Workshop on Nonverbal Cues for Human-Robot Cooperative Intelligence

About the Workshop

This workshop is dedicated to discussing computational methods for sensing and recognition of nonverbal cues and internal states in the wild to realize cooperative intelligence between humans and intelligent systems. We gather researchers from different expertise, yet having the common goal, motivation, and resolve to explore and tackle this delicate issue considering the practicality of industrial applications. We are calling for papers to discuss novel methods to realize human-robot cooperative intelligence by sensing and understanding humans’ behavior, internal states, and to generate empathetic interactions.

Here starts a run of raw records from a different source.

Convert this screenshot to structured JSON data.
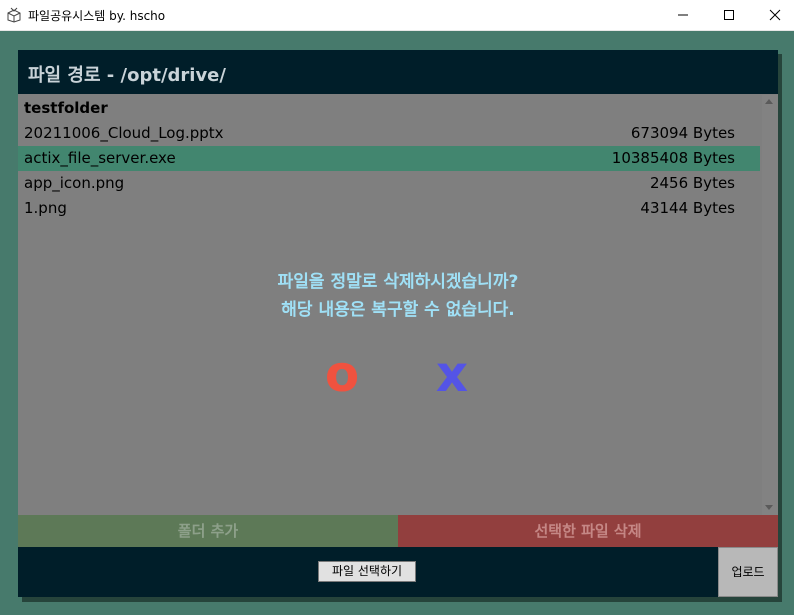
{
  "window": {
    "title": "파일공유시스템 by. hscho",
    "icons": [
      "app-box-icon",
      "minimize-icon",
      "maximize-icon",
      "close-icon"
    ]
  },
  "panel": {
    "title": "파일 경로 - /opt/drive/"
  },
  "files": [
    {
      "name": "testfolder",
      "size": "",
      "type": "folder",
      "selected": false
    },
    {
      "name": "20211006_Cloud_Log.pptx",
      "size": "673094 Bytes",
      "type": "file",
      "selected": false
    },
    {
      "name": "actix_file_server.exe",
      "size": "10385408 Bytes",
      "type": "file",
      "selected": true
    },
    {
      "name": "app_icon.png",
      "size": "2456 Bytes",
      "type": "file",
      "selected": false
    },
    {
      "name": "1.png",
      "size": "43144 Bytes",
      "type": "file",
      "selected": false
    }
  ],
  "dialog": {
    "line1": "파일을 정말로 삭제하시겠습니까?",
    "line2": "해당 내용은 복구할 수 없습니다.",
    "confirm_label": "o",
    "cancel_label": "x"
  },
  "actions": {
    "add_folder": "폴더 추가",
    "delete_selected": "선택한 파일 삭제",
    "choose_file": "파일 선택하기",
    "upload": "업로드"
  },
  "colors": {
    "background": "#477a6c",
    "header": "#001e29",
    "selected_row": "#42866f",
    "confirm": "#f0523f",
    "cancel": "#5454e6",
    "add_folder": "#5d7957",
    "delete": "#923f3e"
  }
}
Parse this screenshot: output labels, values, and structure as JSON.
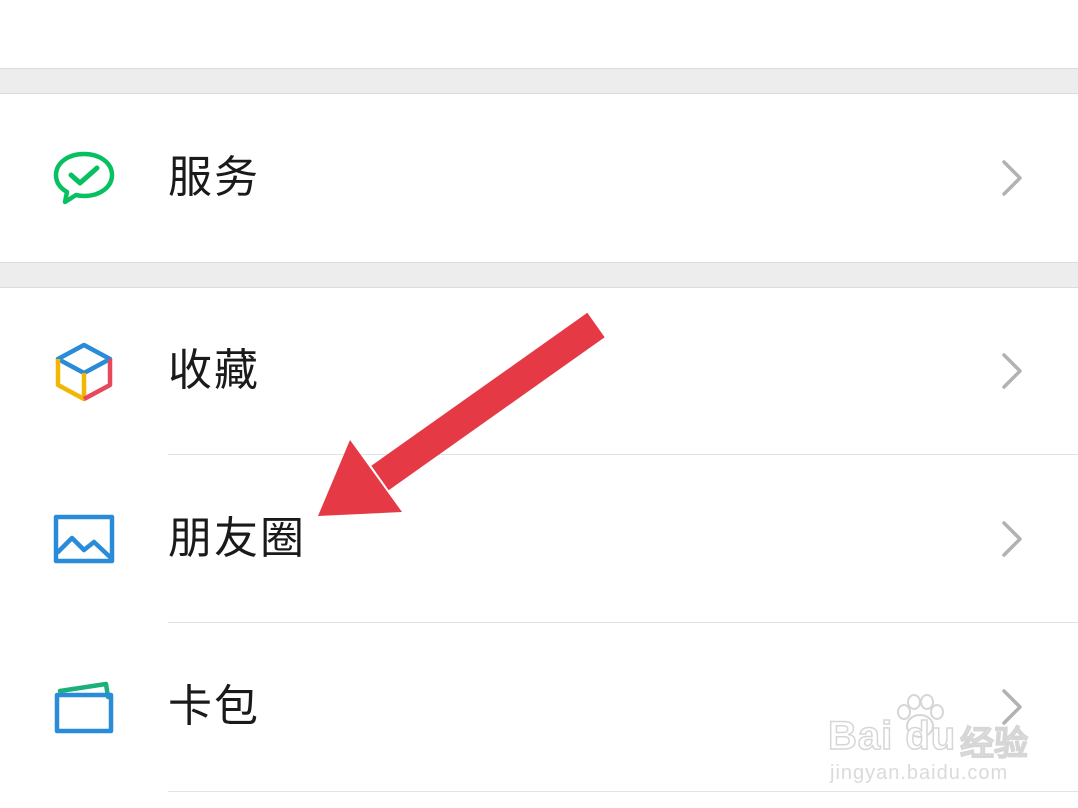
{
  "menu": {
    "items": [
      {
        "label": "服务",
        "icon": "wechat-pay-icon"
      },
      {
        "label": "收藏",
        "icon": "favorites-cube-icon"
      },
      {
        "label": "朋友圈",
        "icon": "moments-picture-icon"
      },
      {
        "label": "卡包",
        "icon": "card-wallet-icon"
      }
    ],
    "chevron_icon": "chevron-right-icon"
  },
  "annotation": {
    "arrow_icon": "red-pointer-arrow-icon",
    "arrow_color": "#e63946"
  },
  "watermark": {
    "brand": "Bai du",
    "brand_cn": "经验",
    "url": "jingyan.baidu.com"
  },
  "colors": {
    "background": "#ffffff",
    "separator_band": "#ededed",
    "text": "#1a1a1a",
    "chevron": "#b2b2b2",
    "wechat_green": "#07c160",
    "moments_blue": "#2a8bd8"
  }
}
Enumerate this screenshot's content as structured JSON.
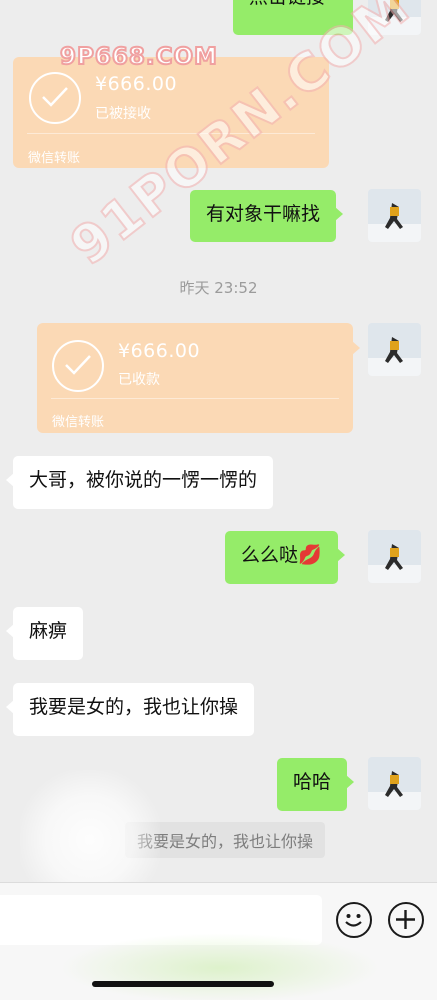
{
  "top_bubble": {
    "text": "点击链接"
  },
  "transfer_1": {
    "amount": "¥666.00",
    "status": "已被接收",
    "label": "微信转账"
  },
  "msg_1": {
    "text": "有对象干嘛找"
  },
  "timestamp": "昨天 23:52",
  "transfer_2": {
    "amount": "¥666.00",
    "status": "已收款",
    "label": "微信转账"
  },
  "msg_2": {
    "text": "大哥，被你说的一愣一愣的"
  },
  "msg_3": {
    "text": "么么哒💋"
  },
  "msg_4": {
    "text": "麻痹"
  },
  "msg_5": {
    "text": "我要是女的，我也让你操"
  },
  "msg_6": {
    "text": "哈哈"
  },
  "quote": {
    "text": "我要是女的，我也让你操"
  },
  "watermarks": {
    "top": "9P668.COM",
    "diagonal": "91PORN.COM"
  },
  "input_bar": {
    "placeholder": ""
  },
  "icons": {
    "emoji": "emoji-icon",
    "plus": "plus-icon"
  },
  "colors": {
    "green_bubble": "#95ec69",
    "transfer_card": "#fbd9b5",
    "background": "#ededed"
  }
}
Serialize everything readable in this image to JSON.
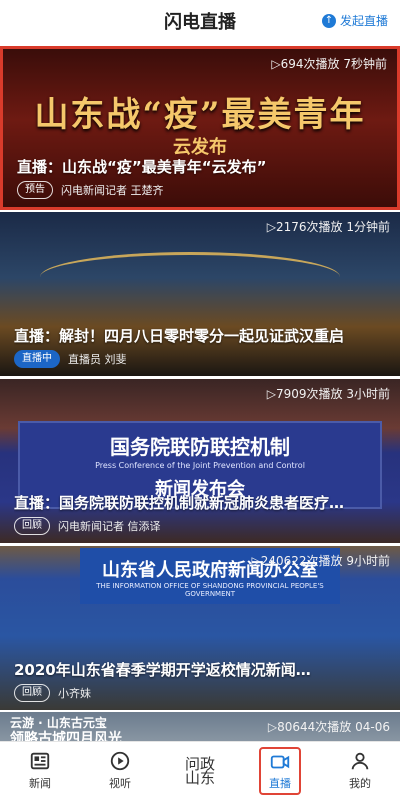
{
  "header": {
    "title": "闪电直播",
    "start_label": "发起直播"
  },
  "cards": [
    {
      "meta": "▷694次播放 7秒钟前",
      "big_title": "山东战“疫”最美青年",
      "sub_title": "云发布",
      "caption": "直播：山东战“疫”最美青年“云发布”",
      "badge": "预告",
      "author": "闪电新闻记者 王楚齐"
    },
    {
      "meta": "▷2176次播放 1分钟前",
      "caption": "直播：解封！四月八日零时零分一起见证武汉重启",
      "badge": "直播中",
      "author": "直播员 刘斐"
    },
    {
      "meta": "▷7909次播放 3小时前",
      "board_title": "国务院联防联控机制",
      "board_en": "Press Conference of the Joint Prevention and Control",
      "board_sub": "新闻发布会",
      "caption": "直播：国务院联防联控机制就新冠肺炎患者医疗…",
      "badge": "回顾",
      "author": "闪电新闻记者 信添译"
    },
    {
      "meta": "▷240622次播放 9小时前",
      "board_title": "山东省人民政府新闻办公室",
      "board_en": "THE INFORMATION OFFICE OF SHANDONG PROVINCIAL PEOPLE'S GOVERNMENT",
      "caption": "2020年山东省春季学期开学返校情况新闻…",
      "badge": "回顾",
      "author": "小齐妹"
    },
    {
      "meta": "▷80644次播放 04-06",
      "line1": "云游 · 山东古元宝",
      "line2": "领略古城四月风光"
    }
  ],
  "tabs": [
    {
      "label": "新闻",
      "icon": "news-icon"
    },
    {
      "label": "视听",
      "icon": "play-icon"
    },
    {
      "label": "问政山东",
      "logo_line1": "问政",
      "logo_line2": "山东",
      "icon": "wenzheng-logo"
    },
    {
      "label": "直播",
      "icon": "live-camera-icon",
      "active": true
    },
    {
      "label": "我的",
      "icon": "person-icon"
    }
  ],
  "colors": {
    "accent": "#1f7ad6",
    "highlight_border": "#d93b2b"
  }
}
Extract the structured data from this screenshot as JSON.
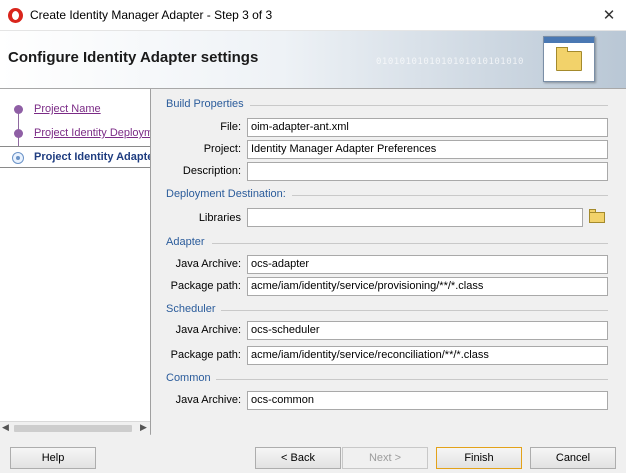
{
  "window": {
    "title": "Create Identity Manager Adapter - Step 3 of 3",
    "close_symbol": "✕"
  },
  "banner": {
    "heading": "Configure Identity Adapter settings",
    "binary_text": "0101010101010101010101010"
  },
  "nav": {
    "steps": [
      {
        "label": "Project Name",
        "state": "done"
      },
      {
        "label": "Project Identity Deployment",
        "state": "done"
      },
      {
        "label": "Project Identity Adapter",
        "state": "current"
      }
    ]
  },
  "build": {
    "section": "Build Properties",
    "file_label": "File:",
    "file_value": "oim-adapter-ant.xml",
    "project_label": "Project:",
    "project_value": "Identity Manager Adapter Preferences",
    "description_label": "Description:",
    "description_value": ""
  },
  "deployment": {
    "section": "Deployment Destination:",
    "libraries_label": "Libraries",
    "libraries_value": ""
  },
  "adapter": {
    "section": "Adapter",
    "archive_label": "Java Archive:",
    "archive_value": "ocs-adapter",
    "package_label": "Package path:",
    "package_value": "acme/iam/identity/service/provisioning/**/*.class"
  },
  "scheduler": {
    "section": "Scheduler",
    "archive_label": "Java Archive:",
    "archive_value": "ocs-scheduler",
    "package_label": "Package path:",
    "package_value": "acme/iam/identity/service/reconciliation/**/*.class"
  },
  "common": {
    "section": "Common",
    "archive_label": "Java Archive:",
    "archive_value": "ocs-common"
  },
  "buttons": {
    "help": "Help",
    "back": "< Back",
    "next": "Next >",
    "finish": "Finish",
    "cancel": "Cancel"
  },
  "colors": {
    "section_header": "#2b5c9b",
    "visited_link": "#7b2b86",
    "current_step": "#1f3d80",
    "default_button_border": "#e3a21a"
  },
  "icons": [
    "app-logo-icon",
    "close-icon",
    "wizard-folder-icon",
    "browse-folder-icon"
  ]
}
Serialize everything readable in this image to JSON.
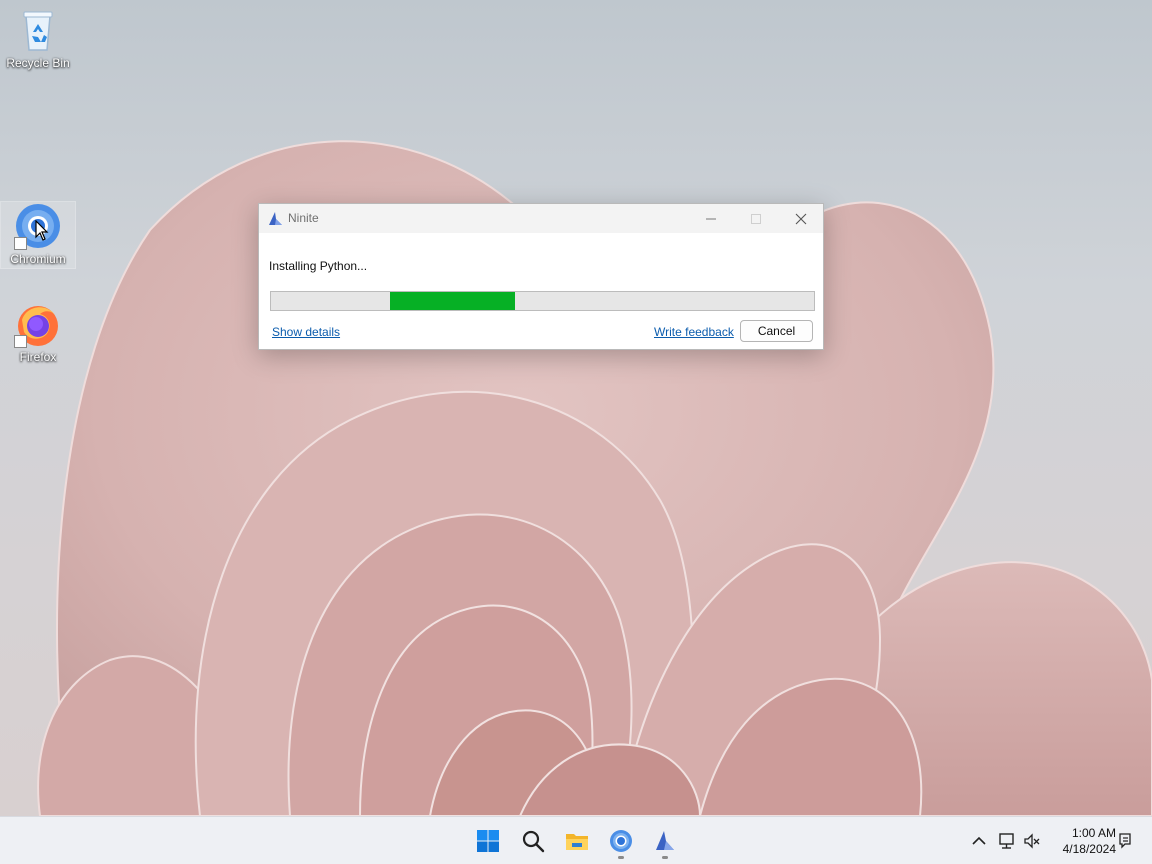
{
  "desktop": {
    "icons": [
      {
        "label": "Recycle Bin"
      },
      {
        "label": "Chromium"
      },
      {
        "label": "Firefox"
      }
    ]
  },
  "window": {
    "title": "Ninite",
    "status": "Installing Python...",
    "progress": {
      "start_fraction": 0.22,
      "end_fraction": 0.45
    },
    "show_details": "Show details",
    "write_feedback": "Write feedback",
    "cancel": "Cancel"
  },
  "taskbar": {
    "apps": [
      "start-icon",
      "search-icon",
      "file-explorer-icon",
      "chromium-icon",
      "ninite-icon"
    ],
    "time": "1:00 AM",
    "date": "4/18/2024"
  },
  "colors": {
    "progress": "#06b025",
    "link": "#0b5cad"
  }
}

  • Human internal state inference, e.g., cognitive, emotional, intention models.
  • Recognition of nonverbal cues, e.g., gaze and attention, body language, para-language.
  • Multi-modal sensing fusion for scene perception.
  • Nonverbal behavior generation for robots/agents, e.g., gaze salience, gesture.
  • Synchronization of nonverbal and verbal behavior
  • Learning algorithms for cooperative intelligence, e.g., imitation learning.
  • Generative and adversarial algorithms to enhance human-robot interaction, e.g., LLMs, diffusion models, VLMs.
  • Empathetic interaction between humans and intelligent systems.
  • Robust sensing of facial and body key points.
  • Social interaction dynamics modeling, e.g., harmony level, engagements.
  • Personalization of intelligent systems from nonverbal cues and trust evaluation.
  • Applications of cooperative intelligence in the wild.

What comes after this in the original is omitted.